O que viria fazer Satã na aurora de um milênio ainda todo impregnado das belas promessas do iluminismo? Os progressos da civilização garantidos pela ciência e pela técnica, a razão finalmente vitoriosa sobre a superstição, a liberdade de espírito emancipada das autoridades clericais.
O Diabo não desapareceu de nossas crenças a ponto de a maior parte dos próprios cristãos ver nele simplesmente uma metáfora para designar o “lado obscuro” do ser humano? Ainda no início do século 18, os católicos, recitando o Pai Nosso, suplicavam a Deus livrá-los do Demônio. Pelo menos era assim que eles se exprimiam.
A fórmula da famosa prece desapareceu de maneira significativa. Ela foi transformada, por assim dizer humanizada, como se paralelamente à secularização do divino, a do demônio também se desenvolvesse; a partir de então, o fiel moderno não pede mais a seu Deus senão para livra-lo do “mal”.
Enfim, o desencantamento do mundo seria tão perfeito que a figura do Demônio passa a ser eclipsada para sempre de nossos horizontes de pensamento? Provavelmente não.

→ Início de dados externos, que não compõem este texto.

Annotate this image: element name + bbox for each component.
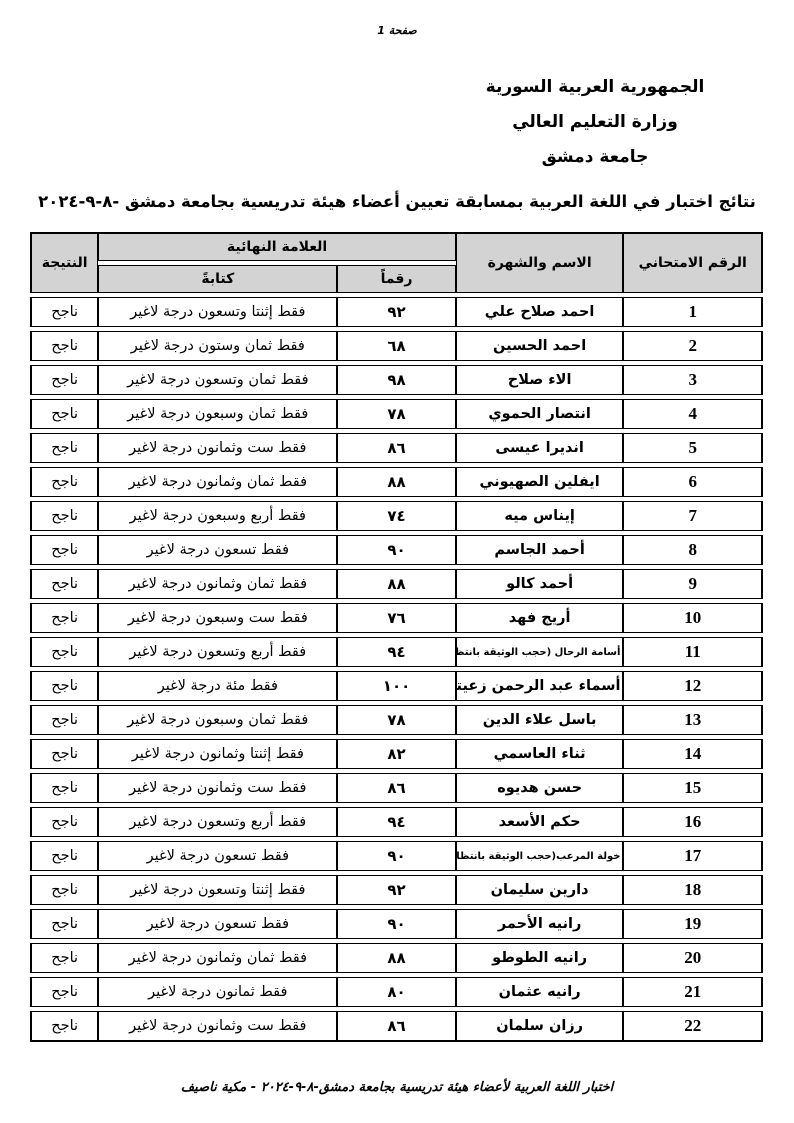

Como lembra Robert Muchembled em sua recentíssima Une Histoire du Diable (Seuil, 404 páginas, 104 francos), a Igreja Católica, inteiramente em luta contra os cristãos “modernistas”, mantém o dogma com firmeza: o Diabo possui uma existência bem real.
Apesar dos teólogos ganhos pela psicanálise, o adversário não é um símbolo para interpretar, uma entidade psíquica produzida por nosso inconsciente, mas de fato uma pessoa real, o príncipe dos demônios, se não em carne e osso, uma vez que se trata de um espírito, pelo menos suficientemente poderoso para se encarnar no corpo de um humano e se apossar dele.
Pelo menos, é isso que lembra um documento do Vaticano, publicado em 1975, com o título Fé Cristã e Demonologia. Nele se encontra, sobretudo, o que o próprio Paulo VI enfatizou em um discurso feito no dia 15 de novembro de 1972: “Todo aquele que não admite a existência do demônio ou a considera como um fenômeno independente, que não tem, ao contrário de toda criatura, Deus por origem, ou então a define como uma pseudo-realidade, como uma personificação conceitual e fantástica das origens desconhecidas de nossas doenças, transgride o ensinamento bíblico e eclesiástico...”
Ainda mais próximo de nós, João Paulo II retoma naturalmente o famoso tema de Baudelaire de acordo com o qual “o mais belo estratagema do Diabo seria de nos persuadir que ele não existe”. Neste sentido, ele se dedica a denunciar a tática do Demônio que “consiste em não se revelar a fim de que o mal que ele inculca desde o começo se desenvolva no próprio homem, nos próprios sistemas e nas relações inter-humanas entre as classes sociais e as nações”.
E o catecismo da Igreja Católica, que se produz sob sua autoridade e fornece a mensagem oficial, evita qualquer ambigüidade sobre o assunto: no Pai Nosso, o mal não é entendido como “uma abstração, mas designa uma pessoa, Satã, o Demônio, o anjo que se opõe a Deus”.
Nessa perspectiva, a prática do exorcismo, por mais arcaica que possa parecer, nada tem de supérflua. Como lembra ainda Robert Muchembled, o padre dom Amorth, o exorcista da diocese de Roma, afirma ter curado nada menos de 84 autênticos casos de posse demoníaca.
Portanto, não é de se espantar se, desde janeiro de 1999, o número de exorcistas franceses oficialmente determinados, pela Igreja, para essa tarefa tenha passado, segundo Muchembled, simplesmente, de 15 a 120!Bizarrice característica de uma confissão católica, reabilitada pelo dogmatismo?
Ainda neste caso, nosso autor nos convida à prudência, enfatizando como o fenômeno infiltra toda a sociedade e atravessa inclusive as classes sociais: não só as seitas satânicas prosperam ao mesmo tempo que os filmes ou os livros de ficção científica dedicados ao adversário, mas a França de hoje conta, sem dúvida, com mais de 400 mil visionários, aos quais se somam 30 mil feiticeiros ou curandeiros de quem uma boa parte do trabalho consiste em lutar conta as forças maléficas... O que pensar disso?
Efetivamente, apesar das aparências e dos esforços do papa, o adversário desceu à terra e se instalou no coração do próprio ser humano. As cifras a que nos referimos acima seriam, assim, simplesmente uma última chama diabólica, um epifenômeno em relação à violenta onda de laicização do mundo.
A humanização do divino, a interiorização dos conteúdos religiosos pelo espírito humano foi também, muito além dos sinais superficiais de resistência, uma interiorização do Demônio.